The film has something else to it though. There seems a clear parallel with the narrative in the film, and the current ‘war on terror’ (for an indepth look at this aspect click here and/or here). Kahn seems to be a manifestation of a terrorist. If a star ship crashing into buildings on a suicide mission isn’t enough for one to see parallels between this narrative and the ‘war on terror’, I don’t know what is, but I expect that Abrams figured this connection would be hard for some to make since he also dedicated the film, in the closing credits, to post 9/11 veterans. Indeed, just as Admiral Marcus seems to be a 23rd century version of Dick Cheney, so to does Kahn seem to be a 23rd century reincarnation of Osama bin Laden. Recruited by the federation, just as bin Laden was recruited by the US military during the 80’s conflict in Afghanistan, Kahn helps the federation, but eventually sees them as the enemy that is harming his own people and so attacks them. It is an interesting parallel that gives the film some depth, but depth that I expect will be missed or ignored by many.
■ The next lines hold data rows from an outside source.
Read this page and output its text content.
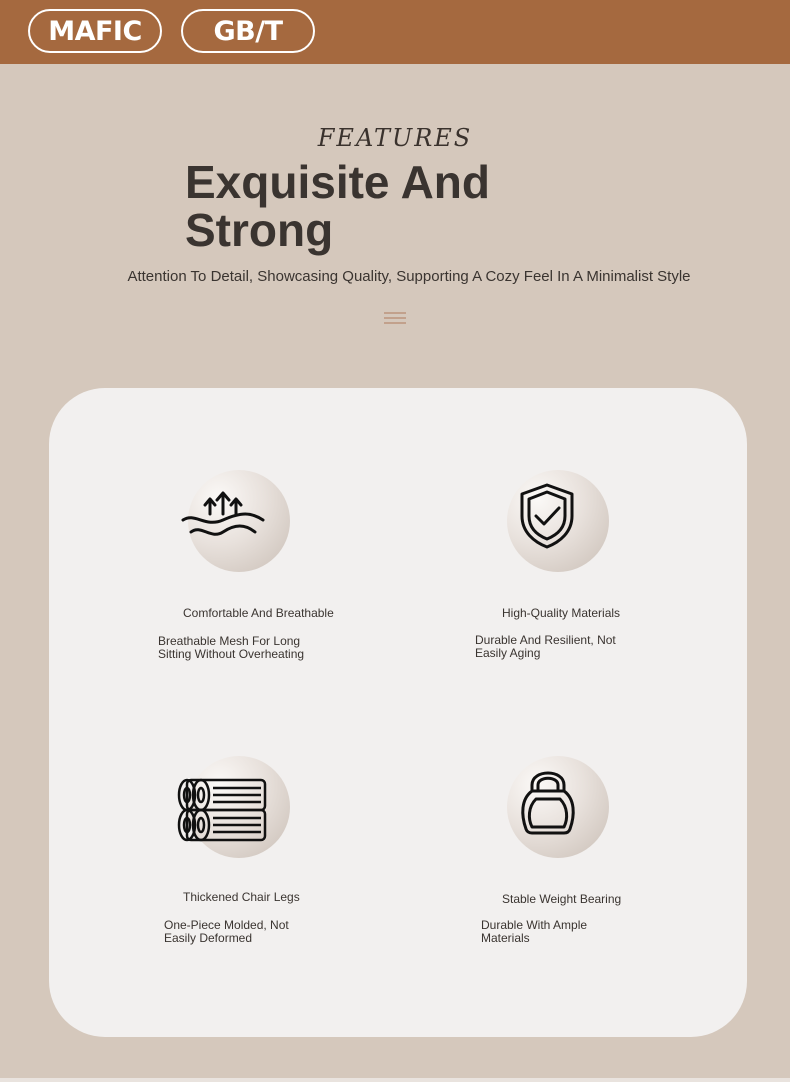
MAFIC	GB/T
FEATURES
Exquisite And
Strong
Attention To Detail, Showcasing Quality, Supporting A Cozy Feel In A Minimalist Style
Comfortable And Breathable
Breathable Mesh For Long
Sitting Without Overheating
High-Quality Materials
Durable And Resilient, Not
Easily Aging
Thickened Chair Legs
One-Piece Molded, Not
Easily Deformed
Stable Weight Bearing
Durable With Ample
Materials
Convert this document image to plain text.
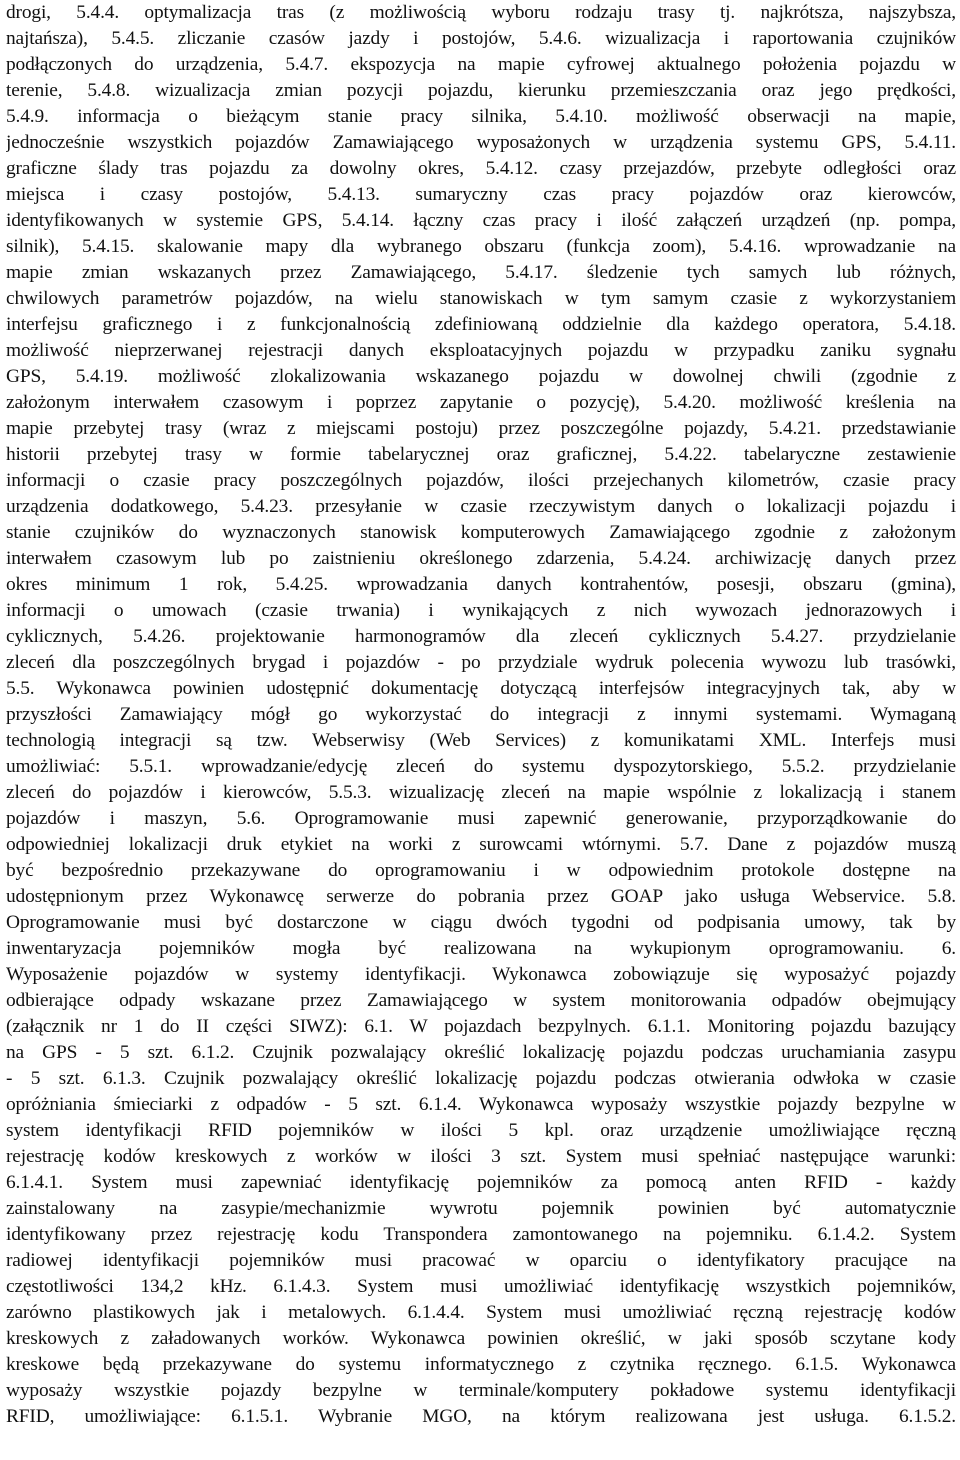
drogi, 5.4.4. optymalizacja tras (z możliwością wyboru rodzaju trasy tj. najkrótsza, najszybsza,
najtańsza), 5.4.5. zliczanie czasów jazdy i postojów, 5.4.6. wizualizacja i raportowania czujników
podłączonych do urządzenia, 5.4.7. ekspozycja na mapie cyfrowej aktualnego położenia pojazdu w
terenie, 5.4.8. wizualizacja zmian pozycji pojazdu, kierunku przemieszczania oraz jego prędkości,
5.4.9. informacja o bieżącym stanie pracy silnika, 5.4.10. możliwość obserwacji na mapie,
jednocześnie wszystkich pojazdów Zamawiającego wyposażonych w urządzenia systemu GPS, 5.4.11.
graficzne ślady tras pojazdu za dowolny okres, 5.4.12. czasy przejazdów, przebyte odległości oraz
miejsca i czasy postojów, 5.4.13. sumaryczny czas pracy pojazdów oraz kierowców,
identyfikowanych w systemie GPS, 5.4.14. łączny czas pracy i ilość załączeń urządzeń (np. pompa,
silnik), 5.4.15. skalowanie mapy dla wybranego obszaru (funkcja zoom), 5.4.16. wprowadzanie na
mapie zmian wskazanych przez Zamawiającego, 5.4.17. śledzenie tych samych lub różnych,
chwilowych parametrów pojazdów, na wielu stanowiskach w tym samym czasie z wykorzystaniem
interfejsu graficznego i z funkcjonalnością zdefiniowaną oddzielnie dla każdego operatora, 5.4.18.
możliwość nieprzerwanej rejestracji danych eksploatacyjnych pojazdu w przypadku zaniku sygnału
GPS, 5.4.19. możliwość zlokalizowania wskazanego pojazdu w dowolnej chwili (zgodnie z
założonym interwałem czasowym i poprzez zapytanie o pozycję), 5.4.20. możliwość kreślenia na
mapie przebytej trasy (wraz z miejscami postoju) przez poszczególne pojazdy, 5.4.21. przedstawianie
historii przebytej trasy w formie tabelarycznej oraz graficznej, 5.4.22. tabelaryczne zestawienie
informacji o czasie pracy poszczególnych pojazdów, ilości przejechanych kilometrów, czasie pracy
urządzenia dodatkowego, 5.4.23. przesyłanie w czasie rzeczywistym danych o lokalizacji pojazdu i
stanie czujników do wyznaczonych stanowisk komputerowych Zamawiającego zgodnie z założonym
interwałem czasowym lub po zaistnieniu określonego zdarzenia, 5.4.24. archiwizację danych przez
okres minimum 1 rok, 5.4.25. wprowadzania danych kontrahentów, posesji, obszaru (gmina),
informacji o umowach (czasie trwania) i wynikających z nich wywozach jednorazowych i
cyklicznych, 5.4.26. projektowanie harmonogramów dla zleceń cyklicznych 5.4.27. przydzielanie
zleceń dla poszczególnych brygad i pojazdów - po przydziale wydruk polecenia wywozu lub trasówki,
5.5. Wykonawca powinien udostępnić dokumentację dotyczącą interfejsów integracyjnych tak, aby w
przyszłości Zamawiający mógł go wykorzystać do integracji z innymi systemami. Wymaganą
technologią integracji są tzw. Webserwisy (Web Services) z komunikatami XML. Interfejs musi
umożliwiać: 5.5.1. wprowadzanie/edycję zleceń do systemu dyspozytorskiego, 5.5.2. przydzielanie
zleceń do pojazdów i kierowców, 5.5.3. wizualizację zleceń na mapie wspólnie z lokalizacją i stanem
pojazdów i maszyn, 5.6. Oprogramowanie musi zapewnić generowanie, przyporządkowanie do
odpowiedniej lokalizacji druk etykiet na worki z surowcami wtórnymi. 5.7. Dane z pojazdów muszą
być bezpośrednio przekazywane do oprogramowaniu i w odpowiednim protokole dostępne na
udostępnionym przez Wykonawcę serwerze do pobrania przez GOAP jako usługa Webservice. 5.8.
Oprogramowanie musi być dostarczone w ciągu dwóch tygodni od podpisania umowy, tak by
inwentaryzacja pojemników mogła być realizowana na wykupionym oprogramowaniu. 6.
Wyposażenie pojazdów w systemy identyfikacji. Wykonawca zobowiązuje się wyposażyć pojazdy
odbierające odpady wskazane przez Zamawiającego w system monitorowania odpadów obejmujący
(załącznik nr 1 do II części SIWZ): 6.1. W pojazdach bezpylnych. 6.1.1. Monitoring pojazdu bazujący
na GPS - 5 szt. 6.1.2. Czujnik pozwalający określić lokalizację pojazdu podczas uruchamiania zasypu
- 5 szt. 6.1.3. Czujnik pozwalający określić lokalizację pojazdu podczas otwierania odwłoka w czasie
opróżniania śmieciarki z odpadów - 5 szt. 6.1.4. Wykonawca wyposaży wszystkie pojazdy bezpylne w
system identyfikacji RFID pojemników w ilości 5 kpl. oraz urządzenie umożliwiające ręczną
rejestrację kodów kreskowych z worków w ilości 3 szt. System musi spełniać następujące warunki:
6.1.4.1. System musi zapewniać identyfikację pojemników za pomocą anten RFID - każdy
zainstalowany na zasypie/mechanizmie wywrotu pojemnik powinien być automatycznie
identyfikowany przez rejestrację kodu Transpondera zamontowanego na pojemniku. 6.1.4.2. System
radiowej identyfikacji pojemników musi pracować w oparciu o identyfikatory pracujące na
częstotliwości 134,2 kHz. 6.1.4.3. System musi umożliwiać identyfikację wszystkich pojemników,
zarówno plastikowych jak i metalowych. 6.1.4.4. System musi umożliwiać ręczną rejestrację kodów
kreskowych z załadowanych worków. Wykonawca powinien określić, w jaki sposób sczytane kody
kreskowe będą przekazywane do systemu informatycznego z czytnika ręcznego. 6.1.5. Wykonawca
wyposaży wszystkie pojazdy bezpylne w terminale/komputery pokładowe systemu identyfikacji
RFID, umożliwiające: 6.1.5.1. Wybranie MGO, na którym realizowana jest usługa. 6.1.5.2.
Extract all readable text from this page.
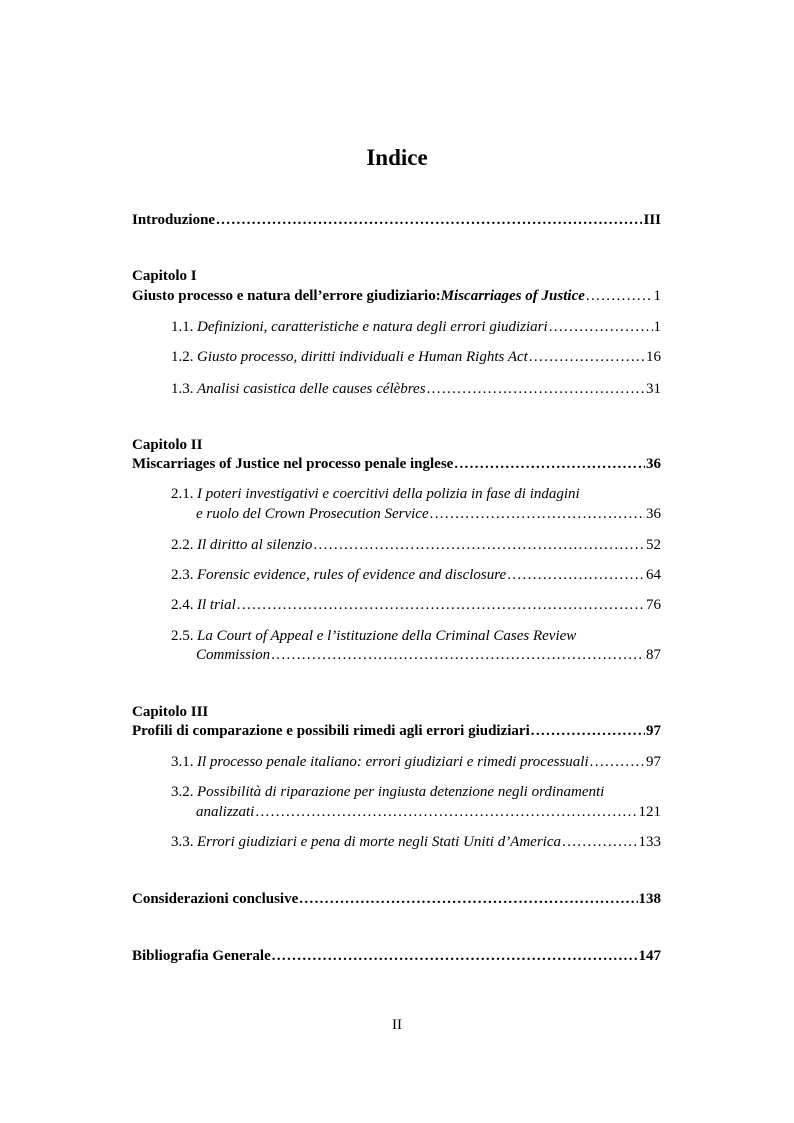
Indice
Introduzione . . .	III
Capitolo I
Giusto processo e natura dell’errore giudiziario: Miscarriages of Justice . . .	1
1.1. Definizioni, caratteristiche e natura degli errori giudiziari . . .	1
1.2. Giusto processo, diritti individuali e Human Rights Act . . .	16
1.3. Analisi casistica delle causes célèbres . . .	31
Capitolo II
Miscarriages of Justice nel processo penale inglese . . .	36
2.1. I poteri investigativi e coercitivi della polizia in fase di indagini
e ruolo del Crown Prosecution Service . . .	36
2.2. Il diritto al silenzio . . .	52
2.3. Forensic evidence, rules of evidence and disclosure . . .	64
2.4. Il trial . . .	76
2.5. La Court of Appeal e l’istituzione della Criminal Cases Review
Commission . . .	87
Capitolo III
Profili di comparazione e possibili rimedi agli errori giudiziari . . .	97
3.1. Il processo penale italiano: errori giudiziari e rimedi processuali . . .	97
3.2. Possibilità di riparazione per ingiusta detenzione negli ordinamenti
analizzati . . .	121
3.3. Errori giudiziari e pena di morte negli Stati Uniti d’America . . .	133
Considerazioni conclusive . . .	138
Bibliografia Generale . . .	147
II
At the end of the film, though highly entertained, I can’t help but feel a little disappointed. There were a number of instances of homage to the original cast and narrative, but they seem, for the most part, uninspired (though it was nice to see the stunning Alice Eve as Carol Marcus, who fans know to be the future mother of Kirk’s love child). I wanted to see more use of the 3D effects, and more space scenes and starships. I was happy to see some Klingons, but disappointed in their limited role, and it seemed that other species were peppered throughout the film without really being explored. Part of the magic of the franchise is the alien species, but they are left largely unexplored in this film. They are peripheral characters at best and distractions at worst. In focusing on Kahn, it is perhaps unfair to expect a number of aliens, and it is unfair to ask a director to make a film different than the one he or she is making. With pressure to appease fans of the franchise and bring characters they love to the screen, it seems fair for Abrams to focus in characters already established through the franchise, but at the same time I’m hungry to see something new. Weller’s Marcus was certainly a fine example of that, but I can’t help walking away from the film wanting more. Abrams has a unique vision and is more than capable of creating amazing character and imaginative narratives and my hope is that in future he embraces this and isn’t weighed down too much by the history he has inherited. He needs to make Star Trek his own and not a regurgitation of what fans have already seen, even if doing so means alienating some long time fans.